Tips for Creative Communication While Traveling

Restaurant dinner, Beaune, France
If you get stuck, use your phone or a notepad to show the word to your waiter. (photo: Dominic Bonuccelli)
By Rick Steves

Communicating can be a struggle when you encounter someone in your travels with whom you share no real language in common — but it can also be a fun chance to challenge your creativity. Most people recognize and appreciate any sincere attempt to connect with them, and sometimes your effort alone can spark one of those special moments when we recognize each other's shared humanity.

Consider this profound conversation I had with a cobbler in Sicily:

"Spaghetti," I said, with a very saucy Italian accent.

"Marilyn Monroe," was the old man's reply.

"Mamma mia!" I said, tossing my hands and head into the air.

"Yes, no, one, two, tree," he returned, slowly and proudly.

By now we'd grown fond of each other, and I whispered, secretively, "Molto buono, ravioli."

He spat, "Be sexy, drink Pepsi!"

Waving good-bye, I hollered, "No problema."

"Ciao," he said, smiling.

Risk looking goofy. Even with no common language, rudimentary communication is easy. Butcher the language if you must, but communicate. I'll never forget the clerk in the French post office who — long before email or Twitter — flapped her arms and asked, "Tweet, tweet, tweet?" I understood immediately, answered with a nod, and she gave me the airmail stamps I needed. At the risk of getting birdseed, I communicated successfully. If you're hungry, clutch your stomach and growl. If you want milk, "moo" and pull two imaginary udders. If the liquor was too strong, simulate an atomic explosion starting from your stomach and mushrooming to your head.

Be melodramatic. Exaggerate the native accent. In France, you'll communicate more effectively (and have more fun) by sounding less like an American and more like Inspector Clouseau. The locals won't be insulted; they'll be impressed. Use whatever French you know. Even English spoken with a sexy French accent makes more sense to the French ear. In Italy, be melodic and exuberant, and wave those hands. Go ahead, try it: Mamma mia! No. Do it again. MAMMA MIA! You've got to be uninhibited. Self-consciousness kills communication.

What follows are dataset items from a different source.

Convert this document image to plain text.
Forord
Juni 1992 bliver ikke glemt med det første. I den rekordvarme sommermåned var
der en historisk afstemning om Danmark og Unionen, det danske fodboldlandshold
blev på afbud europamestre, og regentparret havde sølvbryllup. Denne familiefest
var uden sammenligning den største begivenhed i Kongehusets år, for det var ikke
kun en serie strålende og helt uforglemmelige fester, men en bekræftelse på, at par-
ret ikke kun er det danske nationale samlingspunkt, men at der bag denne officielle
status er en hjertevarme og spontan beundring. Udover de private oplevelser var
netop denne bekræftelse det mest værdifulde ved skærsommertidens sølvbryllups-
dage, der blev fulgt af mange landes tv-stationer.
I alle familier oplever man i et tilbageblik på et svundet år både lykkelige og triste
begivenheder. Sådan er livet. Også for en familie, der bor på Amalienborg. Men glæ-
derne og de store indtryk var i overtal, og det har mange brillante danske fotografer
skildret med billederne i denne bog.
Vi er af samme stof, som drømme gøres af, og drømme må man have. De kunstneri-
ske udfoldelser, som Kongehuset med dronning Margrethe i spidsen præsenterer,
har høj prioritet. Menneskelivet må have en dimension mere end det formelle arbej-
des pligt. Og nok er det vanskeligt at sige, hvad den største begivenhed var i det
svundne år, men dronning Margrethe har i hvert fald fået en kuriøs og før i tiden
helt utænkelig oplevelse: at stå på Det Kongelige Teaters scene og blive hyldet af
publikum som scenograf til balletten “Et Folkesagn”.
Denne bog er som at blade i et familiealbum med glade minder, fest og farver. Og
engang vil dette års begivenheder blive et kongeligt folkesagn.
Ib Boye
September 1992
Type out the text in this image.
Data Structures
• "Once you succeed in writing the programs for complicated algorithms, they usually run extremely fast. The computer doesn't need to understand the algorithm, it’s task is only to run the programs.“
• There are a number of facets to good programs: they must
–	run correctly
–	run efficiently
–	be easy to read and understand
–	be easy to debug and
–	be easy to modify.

Make logical leaps. Most major European languages are related, coming from (or at least being influenced by) Latin. Knowing that, words become more meaningful. The French word for Monday (our "day of the moon") is lundi (lunar day). The Germans say the same thing — Montag. Sonne is sun, so Sonntag is Sunday. If buon giorno means good day, zuppa del giorno is soup of the day. If Tiergarten is zoo (literally "animal garden") in German, then Stinktier is a stinky animal — a skunk — and Kindergarten is children's garden. Think of Vater, Mutter, trink, gross, gut, rapide, grand, económico, and delicioso, and you can comprender mucho.

Many letters travel predictable courses (determined by the physical way a sound is made) as related languages drift apart over the centuries. For instance, p often becomes v or b in the neighboring country's language. Italian menus always have a charge for coperto — a "cover" charge.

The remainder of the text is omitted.